This is a very interesting idea, and is similar to one that "V" proposed last month.
Thanks for the ideas. As I said, my current focus is on processing the LibriVox audio. Next I plan to look at improving scalability of the Submission app using Google App Engine, and then updating the Speech Submission app to allow for more than 10 submissions at a time, and maybe allowing users to submit their own text. Might be a good opportunity to update the prompts.
I can take a look at your recommendations for a usage/contributions graph and a thermometer after that.
If you have any suggestions/ideas about improving bandwidth/capacity, please let me know,
thanks for your interest in VoxForge!
Ken
--- (Edited on 5/6/2008 3:06 pm [GMT-0400] by kmaclean) ---
From my communication with RMS, it looks like the FSF would be happy to provide a suitable server that can cope with the bandwidth.
Lets move this to e-mail, and post when it's resolved!
As regards copyright problems, I think you're worrying about unnecessary things. you're in the same situation that YouTube is in. By allowing people to upload anything there is a possibility of copyright breach. So all you would have to do is mirror their policy on removing copyrighted material, and you'll be in the clear. I'm pretty sure that this policy is that they remove a video as soon as it is drawn to their attention that it is in breach of copyright. as this entire Endeavour is a community service, I doubt such a situation would ever arise.
is it possible to check from the webpage whether a user has Java enabled/ installed, and link them straight to the download if necessary? at the moment anyone coming to this site i guess is pretty dedicated, and will take the time to sort out technology problems. but if we're going to advertise to a larger group of people, many of whom won't have Java, it may pay to make things run as smoothly as possible.
I have a couple of other ideas for getting content on to the database; to first idea is to build a decent front-end for Vista speech-recognition, which captures phrases and sends them to the database. the current front end is pretty unusable. if someone builds a good front end I think a lot of people use it . I will have a look at this next week.
the second idea is only of any use once you have enough hours of training. the idea is a remote server based continuous speech recogniser. users have a satellite Utility. when they speak, the satellite compresses the audio and send it to the server, which performs speech-recognition returning ascii text. if user confirms this on the satellite , confirmation is sent to the server, which adds the phrase to the database
Sam
--- (Edited on 5/7/2008 10:14 am [GMT-0500] by Visitor) ---
Hi Sam,
>As regards copyright problems, I think you're worrying about unnecessary things. you're in the same situation that YouTube is in.
YouTube/Google has much deeper pockets and a top-notch legal team to deal with spurious Copyright claims/actions. Unfortunately, I don't ...
For this reason we will continue using a conservative approach to dealing with Copyright concerns.

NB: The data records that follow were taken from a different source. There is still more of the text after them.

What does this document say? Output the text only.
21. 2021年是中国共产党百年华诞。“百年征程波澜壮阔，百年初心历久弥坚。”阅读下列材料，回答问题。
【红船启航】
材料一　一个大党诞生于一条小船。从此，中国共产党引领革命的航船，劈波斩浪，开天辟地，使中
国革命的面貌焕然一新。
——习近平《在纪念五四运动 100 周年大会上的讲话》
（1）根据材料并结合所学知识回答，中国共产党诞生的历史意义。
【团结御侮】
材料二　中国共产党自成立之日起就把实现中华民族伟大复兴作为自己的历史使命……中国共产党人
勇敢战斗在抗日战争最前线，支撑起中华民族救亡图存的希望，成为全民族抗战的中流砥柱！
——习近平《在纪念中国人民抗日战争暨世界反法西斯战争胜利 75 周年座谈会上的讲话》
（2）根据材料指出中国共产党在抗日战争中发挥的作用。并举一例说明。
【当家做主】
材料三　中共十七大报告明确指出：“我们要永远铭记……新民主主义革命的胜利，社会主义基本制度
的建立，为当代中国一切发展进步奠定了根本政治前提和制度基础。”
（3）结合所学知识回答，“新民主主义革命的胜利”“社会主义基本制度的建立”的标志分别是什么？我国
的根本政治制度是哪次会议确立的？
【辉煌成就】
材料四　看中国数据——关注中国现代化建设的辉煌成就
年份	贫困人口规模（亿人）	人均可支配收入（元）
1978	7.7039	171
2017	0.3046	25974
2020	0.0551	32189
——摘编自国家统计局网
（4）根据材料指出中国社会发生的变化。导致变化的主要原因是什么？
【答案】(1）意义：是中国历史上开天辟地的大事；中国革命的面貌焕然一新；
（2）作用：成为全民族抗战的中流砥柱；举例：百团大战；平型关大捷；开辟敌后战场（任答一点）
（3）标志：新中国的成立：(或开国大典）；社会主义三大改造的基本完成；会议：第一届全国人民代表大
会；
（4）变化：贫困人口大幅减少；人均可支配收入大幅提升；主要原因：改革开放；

> is it possible to check from the webpage whether a user has Java enabled/ installed, and link them straight to the download if necessary?
If the Java applet doesn't load, the user is (supposed to be ...) presented with a message and link to the Java Troubleshooting page, where they can download Java. The relevant html code is as follows:
<table width="550" style="background-color: rgb(255, 195, 1);" height="24" border="1"><tbody>
<tr><td> The VoxForge Speech Submission Applet should appear here. Please see the VoxForge <a color="ffffff" href="http://www.voxforge.org/home/read2/java">Java Troubleshooting Guide</a> to determine if you have Java installed on your PC - this is required in order to use the audio recorder.<br></td></tr></tbody>
</table>
If this does not work, then I'll have to do some additional testing/troubleshooting to figure out why. Which O/S and browser were you having problems on?
Ken
--- (Edited on 5/8/2008 9:32 am [GMT-0400] by kmaclean) ---
Hi Sam,
Thanks for the ideas!
> to first idea is to build a decent front-end for Vista speech-recognition, which captures phrases and sends them to the database.
I am a bit hesitant to spend time creating something for Vista ... there is plenty of work to be done in Linux to get FOSS speech recognition going :)
> the idea is a remote server based continuous speech recogniser.
Added this to the ideas page.
thanks,
Ken
--- (Edited on 5/8/2008 11:27 am [GMT-0400] by kmaclean) ---